Bezos’ laser focus on the consumer, which has cascaded down through his business, has allowed Amazon to move into new categories, invent new propositions and purchase new businesses that meet its customers’ needs.

“Amazon is not the reason physical retail is dying – but it is the reason mediocre, uninspiring retail is dying”

It is well known that Bezos demands any new major Amazon project begins with the writing of a press release announcing the finished product. Each development meeting starts with one such document, in the form of a six-page memo, before poring over its strengths and weaknesses.

That focus has established Bezos as a great retail pioneer. Amazon blazed a trail for fast and free deliveries. It launched the first e-reader. It led the smart speaker revolution through the development of Echo products. It is rolling out ‘just walk out’ payment technology in its Amazon Go grocery stores. It offers video and music streaming services to rival Netflix, Apple and Spotify. It created an online prescription medicines service last year. And who could forget the 2005 launch of Amazon Prime, the subscription service that now has more than 125 million members in the US alone?

But to suggest such innovations are killing the high street is to miss the point. Amazon is not the reason physical retail is dying – but it is the reason mediocre, uninspiring retail is dying.

Industry transformed

Bezos’ customer-first approach has forced his rivals to adapt and innovate at a quicker pace than they might otherwise have imagined.

Retailers such as Walmart, Target and Nordstrom have become digital leaders, having invested money and people at scales that would not have been reached without Amazon putting the squeeze on them.

Would Walmart have launched its own marketplace or the Walmart+ subscription service without Amazon breathing down its neck?
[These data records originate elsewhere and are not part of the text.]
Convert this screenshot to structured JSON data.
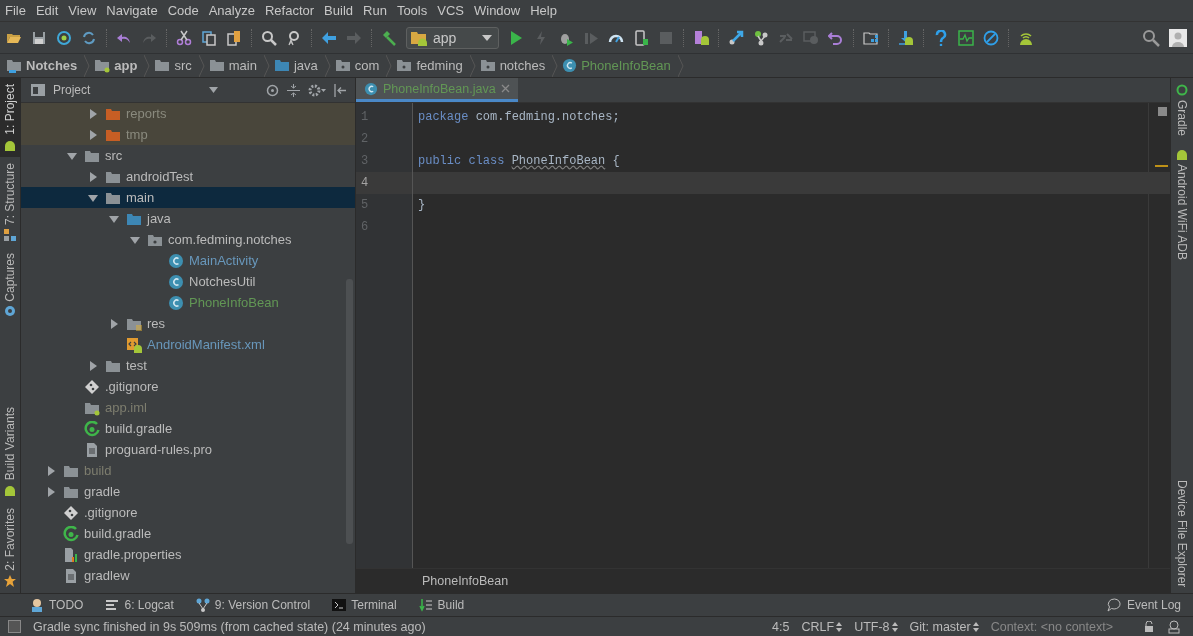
{
  "menu": [
    "File",
    "Edit",
    "View",
    "Navigate",
    "Code",
    "Analyze",
    "Refactor",
    "Build",
    "Run",
    "Tools",
    "VCS",
    "Window",
    "Help"
  ],
  "run_config": {
    "label": "app"
  },
  "breadcrumbs": [
    {
      "label": "Notches",
      "kind": "project"
    },
    {
      "label": "app",
      "kind": "module"
    },
    {
      "label": "src",
      "kind": "folder"
    },
    {
      "label": "main",
      "kind": "folder"
    },
    {
      "label": "java",
      "kind": "source"
    },
    {
      "label": "com",
      "kind": "package"
    },
    {
      "label": "fedming",
      "kind": "package"
    },
    {
      "label": "notches",
      "kind": "package"
    },
    {
      "label": "PhoneInfoBean",
      "kind": "class"
    }
  ],
  "left_tools": [
    {
      "label": "1: Project",
      "selected": true,
      "kind": "android"
    },
    {
      "label": "7: Structure",
      "selected": false,
      "kind": "structure"
    },
    {
      "label": "Captures",
      "selected": false,
      "kind": "captures"
    },
    {
      "label": "Build Variants",
      "selected": false,
      "kind": "android"
    },
    {
      "label": "2: Favorites",
      "selected": false,
      "kind": "star"
    }
  ],
  "project_panel": {
    "title": "Project"
  },
  "tree": [
    {
      "children": [
        {
          "children": [
            {
              "children": [
                {
                  "label": "reports",
                  "kind": "folder",
                  "expanded": false,
                  "excluded": true,
                  "color": "#8a8a7e",
                  "selected": false
                },
                {
                  "label": "tmp",
                  "kind": "folder",
                  "expanded": false,
                  "excluded": true,
                  "color": "#8a8a7e",
                  "selected": false
                }
              ]
            },
            {
              "label": "src",
              "kind": "folder",
              "expanded": true,
              "excluded": false,
              "color": "#bbbbbb",
              "selected": false,
              "children": [
                {
                  "label": "androidTest",
                  "kind": "folder",
                  "expanded": false,
                  "excluded": false,
                  "color": "#bbbbbb",
                  "selected": false
                },
                {
                  "label": "main",
                  "kind": "folder",
                  "expanded": true,
                  "excluded": false,
                  "color": "#bbbbbb",
                  "selected": true,
                  "children": [
                    {
                      "label": "java",
                      "kind": "source",
                      "expanded": true,
                      "excluded": false,
                      "color": "#bbbbbb",
                      "selected": false,
                      "children": [
                        {
                          "label": "com.fedming.notches",
                          "kind": "package",
                          "expanded": true,
                          "excluded": false,
                          "color": "#bbbbbb",
                          "selected": false,
                          "children": [
                            {
                              "label": "MainActivity",
                              "kind": "class",
                              "excluded": false,
                              "color": "#6897bb",
                              "selected": false
                            },
                            {
                              "label": "NotchesUtil",
                              "kind": "class",
                              "excluded": false,
                              "color": "#bbbbbb",
                              "selected": false
                            },
                            {
                              "label": "PhoneInfoBean",
                              "kind": "class",
                              "excluded": false,
                              "color": "#629755",
                              "selected": false
                            }
                          ]
                        }
                      ]
                    },
                    {
                      "label": "res",
                      "kind": "res",
                      "expanded": false,
                      "excluded": false,
                      "color": "#bbbbbb",
                      "selected": false
                    },
                    {
                      "label": "AndroidManifest.xml",
                      "kind": "manifest",
                      "excluded": false,
                      "color": "#6897bb",
                      "selected": false
                    }
                  ]
                },
                {
                  "label": "test",
                  "kind": "folder",
                  "expanded": false,
                  "excluded": false,
                  "color": "#bbbbbb",
                  "selected": false
                }
              ]
            },
            {
              "label": ".gitignore",
              "kind": "git",
              "excluded": false,
              "color": "#bbbbbb",
              "selected": false
            },
            {
              "label": "app.iml",
              "kind": "iml",
              "excluded": false,
              "color": "#7d7d6e",
              "selected": false
            },
            {
              "label": "build.gradle",
              "kind": "gradle",
              "excluded": false,
              "color": "#bbbbbb",
              "selected": false
            },
            {
              "label": "proguard-rules.pro",
              "kind": "file",
              "excluded": false,
              "color": "#bbbbbb",
              "selected": false
            }
          ]
        },
        {
          "label": "build",
          "kind": "folder",
          "expanded": false,
          "excluded": false,
          "color": "#7d7d6e",
          "selected": false
        },
        {
          "label": "gradle",
          "kind": "folder",
          "expanded": false,
          "excluded": false,
          "color": "#bbbbbb",
          "selected": false
        },
        {
          "label": ".gitignore",
          "kind": "git",
          "excluded": false,
          "color": "#bbbbbb",
          "selected": false
        },
        {
          "label": "build.gradle",
          "kind": "gradle",
          "excluded": false,
          "color": "#bbbbbb",
          "selected": false
        },
        {
          "label": "gradle.properties",
          "kind": "properties",
          "excluded": false,
          "color": "#bbbbbb",
          "selected": false
        },
        {
          "label": "gradlew",
          "kind": "file",
          "excluded": false,
          "color": "#bbbbbb",
          "selected": false
        }
      ]
    }
  ],
  "editor_tabs": [
    {
      "label": "PhoneInfoBean.java",
      "selected": true
    }
  ],
  "code_lines": [
    {
      "number": "1",
      "current": false,
      "tokens": [
        {
          "text": "package",
          "kind": "keyword"
        },
        {
          "text": "com.fedming.notches;",
          "kind": "plain"
        }
      ]
    },
    {
      "number": "2",
      "current": false
    },
    {
      "number": "3",
      "current": false,
      "tokens": [
        {
          "text": "public class",
          "kind": "keyword"
        },
        {
          "text": "PhoneInfoBean",
          "kind": "typo"
        },
        {
          "text": "{",
          "kind": "plain"
        }
      ]
    },
    {
      "number": "4",
      "current": true
    },
    {
      "number": "5",
      "current": false,
      "tokens": [
        {
          "text": "}",
          "kind": "plain"
        }
      ]
    },
    {
      "number": "6",
      "current": false
    }
  ],
  "editor_breadcrumb": "PhoneInfoBean",
  "right_tools": [
    {
      "label": "Gradle",
      "kind": "gradle"
    },
    {
      "label": "Android WiFi ADB",
      "kind": "android"
    },
    {
      "label": "Device File Explorer",
      "kind": "none"
    }
  ],
  "bottom_tools": [
    {
      "label": "TODO",
      "kind": "todo"
    },
    {
      "label": "6: Logcat",
      "kind": "logcat"
    },
    {
      "label": "9: Version Control",
      "kind": "vcs"
    },
    {
      "label": "Terminal",
      "kind": "terminal"
    },
    {
      "label": "Build",
      "kind": "build"
    }
  ],
  "event_log": "Event Log",
  "status": {
    "message": "Gradle sync finished in 9s 509ms (from cached state) (24 minutes ago)",
    "position": "4:5",
    "line_separator": "CRLF",
    "encoding": "UTF-8",
    "vcs": "Git: master",
    "context": "Context: <no context>"
  }
}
Would Kroger, Sobeys, Carrefour and Aeon have struck deals to license Ocado’s technology were it not for Amazon’s growing presence in online grocery?

Would Marks & Spencer have created its MS2 division – bringing online, digital and data teams together with the aim of better serving its customers – were it not for Amazon’s influence on shoppers?
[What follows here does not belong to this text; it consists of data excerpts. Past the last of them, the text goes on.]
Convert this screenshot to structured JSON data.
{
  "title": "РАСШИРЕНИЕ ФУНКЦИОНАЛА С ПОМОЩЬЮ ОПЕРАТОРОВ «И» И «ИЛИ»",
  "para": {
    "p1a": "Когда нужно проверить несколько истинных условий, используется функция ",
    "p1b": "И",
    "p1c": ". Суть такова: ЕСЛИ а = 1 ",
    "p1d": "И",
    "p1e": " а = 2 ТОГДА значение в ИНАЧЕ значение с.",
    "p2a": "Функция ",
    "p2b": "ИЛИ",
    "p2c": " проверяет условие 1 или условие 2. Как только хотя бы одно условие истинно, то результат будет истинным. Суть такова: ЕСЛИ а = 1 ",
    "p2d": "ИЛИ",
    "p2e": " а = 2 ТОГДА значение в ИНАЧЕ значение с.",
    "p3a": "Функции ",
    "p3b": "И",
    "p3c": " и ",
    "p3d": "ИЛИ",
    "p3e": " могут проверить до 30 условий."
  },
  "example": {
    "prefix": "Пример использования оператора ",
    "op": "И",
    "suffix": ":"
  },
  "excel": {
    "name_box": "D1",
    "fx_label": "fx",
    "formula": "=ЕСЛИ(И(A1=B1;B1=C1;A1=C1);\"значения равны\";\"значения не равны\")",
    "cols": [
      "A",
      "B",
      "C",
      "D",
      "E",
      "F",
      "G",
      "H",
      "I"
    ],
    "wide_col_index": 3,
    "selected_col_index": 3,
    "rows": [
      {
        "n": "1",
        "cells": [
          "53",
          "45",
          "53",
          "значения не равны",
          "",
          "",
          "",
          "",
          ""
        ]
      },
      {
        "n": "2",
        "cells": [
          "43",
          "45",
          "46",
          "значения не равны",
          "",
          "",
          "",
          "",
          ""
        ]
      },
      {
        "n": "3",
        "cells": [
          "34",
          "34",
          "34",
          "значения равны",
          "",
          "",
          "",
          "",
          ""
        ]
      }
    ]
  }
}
“Some have wilted under that pressure and rapid pace of change. But for those that remain, Bezos has transformed the retail landscape for the better”

Would retailers ranging from Tesco to B&Q, Argos to Zara, be focusing on speeding up their fulfilment propositions had Amazon not set the bar on same-day delivery?

The answer to all of those questions is almost certainly ‘no’.

Some have wilted under that pressure and rapid pace of change. But for those that remain, Bezos has transformed the retail landscape for the better.

For every Arcadia that pays the ultimate price for taking its customer base for granted and failing to meet their changing needs, a Gymshark, built on cult followings and social media buzz, is emerging to take up the mantle.

Bezos said it best in his 2016 shareholder letter: “Customers are always beautifully, wonderfully dissatisfied.”

His legacy will be not just having spearheaded Amazon’s drive to meet ever-evolving shopper demands in the digital age, but forcing rivals across the world to do the same.